Il giornalismo non può evitare di compiere scelte assumendosi chiare responsabilità, dice Maggioni. «Di fronte ai filmati hollywoodiani della casa di produzione del terrore, con sede a Raqqa, decidere di spezzarne la studiata continuità, vanificarne la forza del montaggio, rendere nullo l’impatto della grafica accattivante, della costruzione della storia, e finanche scegliere di negare il diritto all’esistenza di taluni passaggi, è fare i giornalisti niente più. È assumersi la responsabilità del racconto esattamente come avviene tutti i giorni, in ogni redazione del mondo, in ogni istante. Non è censura, come qualcuno pretende. E’ scelta. Ogni passaggio del nostro lavoro implica una scelta, di cui prima o poi dovremmo forse decidere di assumerci la responsabilità. Dovremo forse ammettere, una volta per tutte, che non esiste una relazione causa/effetto tra fatti e notizie, nessun determinismo. Lo sappiamo benissimo».

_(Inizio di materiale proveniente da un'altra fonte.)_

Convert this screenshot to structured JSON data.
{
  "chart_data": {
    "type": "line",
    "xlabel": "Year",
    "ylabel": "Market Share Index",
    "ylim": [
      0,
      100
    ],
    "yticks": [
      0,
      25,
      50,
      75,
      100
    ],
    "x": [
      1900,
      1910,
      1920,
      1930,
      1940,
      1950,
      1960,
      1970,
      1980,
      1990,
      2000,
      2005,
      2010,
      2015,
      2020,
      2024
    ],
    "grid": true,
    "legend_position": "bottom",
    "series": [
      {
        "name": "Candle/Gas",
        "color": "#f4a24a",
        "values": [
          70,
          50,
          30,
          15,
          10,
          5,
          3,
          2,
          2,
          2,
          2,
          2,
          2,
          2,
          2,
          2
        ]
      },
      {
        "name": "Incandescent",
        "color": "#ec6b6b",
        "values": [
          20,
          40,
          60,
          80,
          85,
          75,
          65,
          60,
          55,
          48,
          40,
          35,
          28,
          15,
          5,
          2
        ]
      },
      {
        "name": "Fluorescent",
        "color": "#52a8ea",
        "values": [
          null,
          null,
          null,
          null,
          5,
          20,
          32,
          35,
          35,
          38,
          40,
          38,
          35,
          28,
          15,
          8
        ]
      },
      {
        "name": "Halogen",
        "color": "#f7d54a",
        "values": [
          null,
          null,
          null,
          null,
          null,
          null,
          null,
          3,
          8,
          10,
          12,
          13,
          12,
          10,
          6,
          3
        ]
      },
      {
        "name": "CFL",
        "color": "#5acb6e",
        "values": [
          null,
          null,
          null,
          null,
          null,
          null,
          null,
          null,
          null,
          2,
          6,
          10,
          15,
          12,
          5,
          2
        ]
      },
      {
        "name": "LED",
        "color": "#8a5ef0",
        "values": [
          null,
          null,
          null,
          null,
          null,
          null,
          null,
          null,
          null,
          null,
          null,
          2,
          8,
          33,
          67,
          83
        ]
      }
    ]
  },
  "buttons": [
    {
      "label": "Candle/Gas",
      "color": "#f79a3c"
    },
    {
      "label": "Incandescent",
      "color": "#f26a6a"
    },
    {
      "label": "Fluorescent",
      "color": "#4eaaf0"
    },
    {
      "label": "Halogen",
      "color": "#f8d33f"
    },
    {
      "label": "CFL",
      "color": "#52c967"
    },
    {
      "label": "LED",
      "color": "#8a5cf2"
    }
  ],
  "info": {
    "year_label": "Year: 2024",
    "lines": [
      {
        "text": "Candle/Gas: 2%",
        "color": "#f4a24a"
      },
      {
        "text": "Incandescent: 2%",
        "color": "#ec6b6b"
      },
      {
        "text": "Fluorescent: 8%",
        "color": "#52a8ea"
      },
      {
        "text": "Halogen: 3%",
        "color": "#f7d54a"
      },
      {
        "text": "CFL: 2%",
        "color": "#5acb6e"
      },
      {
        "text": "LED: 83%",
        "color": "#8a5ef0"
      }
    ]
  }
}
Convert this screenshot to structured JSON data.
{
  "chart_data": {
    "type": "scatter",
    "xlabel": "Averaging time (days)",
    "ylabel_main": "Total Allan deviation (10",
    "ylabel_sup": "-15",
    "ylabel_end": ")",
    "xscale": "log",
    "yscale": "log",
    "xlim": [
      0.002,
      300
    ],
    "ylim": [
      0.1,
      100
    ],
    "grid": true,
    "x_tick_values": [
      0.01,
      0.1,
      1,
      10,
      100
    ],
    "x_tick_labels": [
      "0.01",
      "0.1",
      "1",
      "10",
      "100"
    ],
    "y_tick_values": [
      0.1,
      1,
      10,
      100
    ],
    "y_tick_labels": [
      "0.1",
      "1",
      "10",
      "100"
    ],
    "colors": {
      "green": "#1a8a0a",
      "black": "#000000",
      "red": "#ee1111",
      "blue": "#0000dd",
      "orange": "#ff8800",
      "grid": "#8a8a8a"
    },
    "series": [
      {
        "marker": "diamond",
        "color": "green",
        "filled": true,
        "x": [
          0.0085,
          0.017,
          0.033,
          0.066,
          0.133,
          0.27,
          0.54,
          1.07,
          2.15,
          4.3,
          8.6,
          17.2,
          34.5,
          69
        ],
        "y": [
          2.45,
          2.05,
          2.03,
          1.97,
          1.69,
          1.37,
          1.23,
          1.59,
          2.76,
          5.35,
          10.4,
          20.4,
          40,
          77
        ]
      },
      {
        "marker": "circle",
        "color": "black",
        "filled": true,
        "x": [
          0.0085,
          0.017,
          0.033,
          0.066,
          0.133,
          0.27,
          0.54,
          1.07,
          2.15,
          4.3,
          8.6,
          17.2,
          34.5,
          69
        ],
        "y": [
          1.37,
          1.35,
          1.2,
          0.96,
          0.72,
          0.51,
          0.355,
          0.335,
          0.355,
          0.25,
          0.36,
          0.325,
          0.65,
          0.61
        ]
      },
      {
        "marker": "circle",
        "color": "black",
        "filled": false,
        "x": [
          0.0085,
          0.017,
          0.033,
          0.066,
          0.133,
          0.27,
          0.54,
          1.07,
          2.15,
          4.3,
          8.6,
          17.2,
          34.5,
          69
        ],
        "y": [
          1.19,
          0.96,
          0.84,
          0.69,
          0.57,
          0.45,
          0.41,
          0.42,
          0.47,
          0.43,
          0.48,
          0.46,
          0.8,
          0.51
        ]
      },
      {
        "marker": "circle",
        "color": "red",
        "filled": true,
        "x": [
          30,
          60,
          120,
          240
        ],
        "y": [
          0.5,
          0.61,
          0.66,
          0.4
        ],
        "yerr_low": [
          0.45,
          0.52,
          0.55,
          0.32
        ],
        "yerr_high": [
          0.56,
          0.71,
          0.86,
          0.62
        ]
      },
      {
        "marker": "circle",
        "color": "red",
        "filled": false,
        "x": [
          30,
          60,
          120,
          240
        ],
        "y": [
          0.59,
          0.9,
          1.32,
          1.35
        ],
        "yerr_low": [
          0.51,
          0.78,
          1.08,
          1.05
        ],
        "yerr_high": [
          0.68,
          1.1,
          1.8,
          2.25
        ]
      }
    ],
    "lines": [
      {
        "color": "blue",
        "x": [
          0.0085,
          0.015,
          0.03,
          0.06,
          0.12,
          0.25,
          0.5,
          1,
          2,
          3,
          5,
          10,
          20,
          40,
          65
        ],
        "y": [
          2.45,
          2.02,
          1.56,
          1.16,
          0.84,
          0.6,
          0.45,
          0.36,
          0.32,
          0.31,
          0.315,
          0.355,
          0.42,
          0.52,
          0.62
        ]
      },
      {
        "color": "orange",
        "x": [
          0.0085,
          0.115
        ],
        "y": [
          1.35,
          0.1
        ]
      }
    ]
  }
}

Monica Maggioni è convinta che il giornalismo non può essere obiettivo e chi fa il giornalista non è neutro. «È una scelta girare la telecamera verso la folla o sul dettaglio del volto del potente che tiene il comizio. È una scelta titolare sul crollo di un argine del Po, o sulla siccità in California. O ancora sulla fabbrica cinese in cui non si contano i suicidi. È una scelta mettere una notizia in prima o in quindicesima pagina. Aggiungere una foto o toglierla. E persino mettere una foto in cui il soggetto del nostro racconto è illuminato da una luce orribile, fa una smorfia, o risplende come un eroe. Il nostro non è un lavoro neutro. Ci piaccia o no, è quanto di più distante dall’obiettività si possa immaginare».
Uscire dalla retorica della neutralità non vuol dire, però, manipolare i fatti. «Non sto parlando del gioco sporco, della manovra truffaldina di chi altera gli eventi, le notizie, di chi costruisce in montaggio quello che non è mai accaduto. Sto solo parlando dello sguardo sulla realtà che ognuno di noi ha e si traduce in una scelta. Cominciamo a scegliere il primo giorno che diventiamo reporter. Lo facciamo scrivendo aggettivi, allungando dirette, enfatizzando le parole, alzando o abbassando gli effetti dell’audio. Scrivendo l’occhiello, togliendo il catenaccio. Entrando a raccontare in una via e non in un’altra. Rimanendo un’ora in un villaggio e tre in quell’altro. Usciamo dalla retorica di una neutralità che non esiste e forse non è mai esistita, se non nella teoria».
Da queste parole traspaiono coraggio e audacia conquistati in anni di esperienza sul campo: principi e valori che auspichiamo diventino una priorità anche in questi anni di presidenza. A ciò si affiancherebbe il progetto – già lanciato mesi fa dall’ex direttore generale Gubitosi – di accorpare in un’unica newsroom tutte le testate giornalistiche Rai, espandendo la copertura informativa. Mutamenti che permetterebbero al servizio pubblico di puntare su più qualità e credibilità. La riforma della Rai potrebbe partire proprio da qui.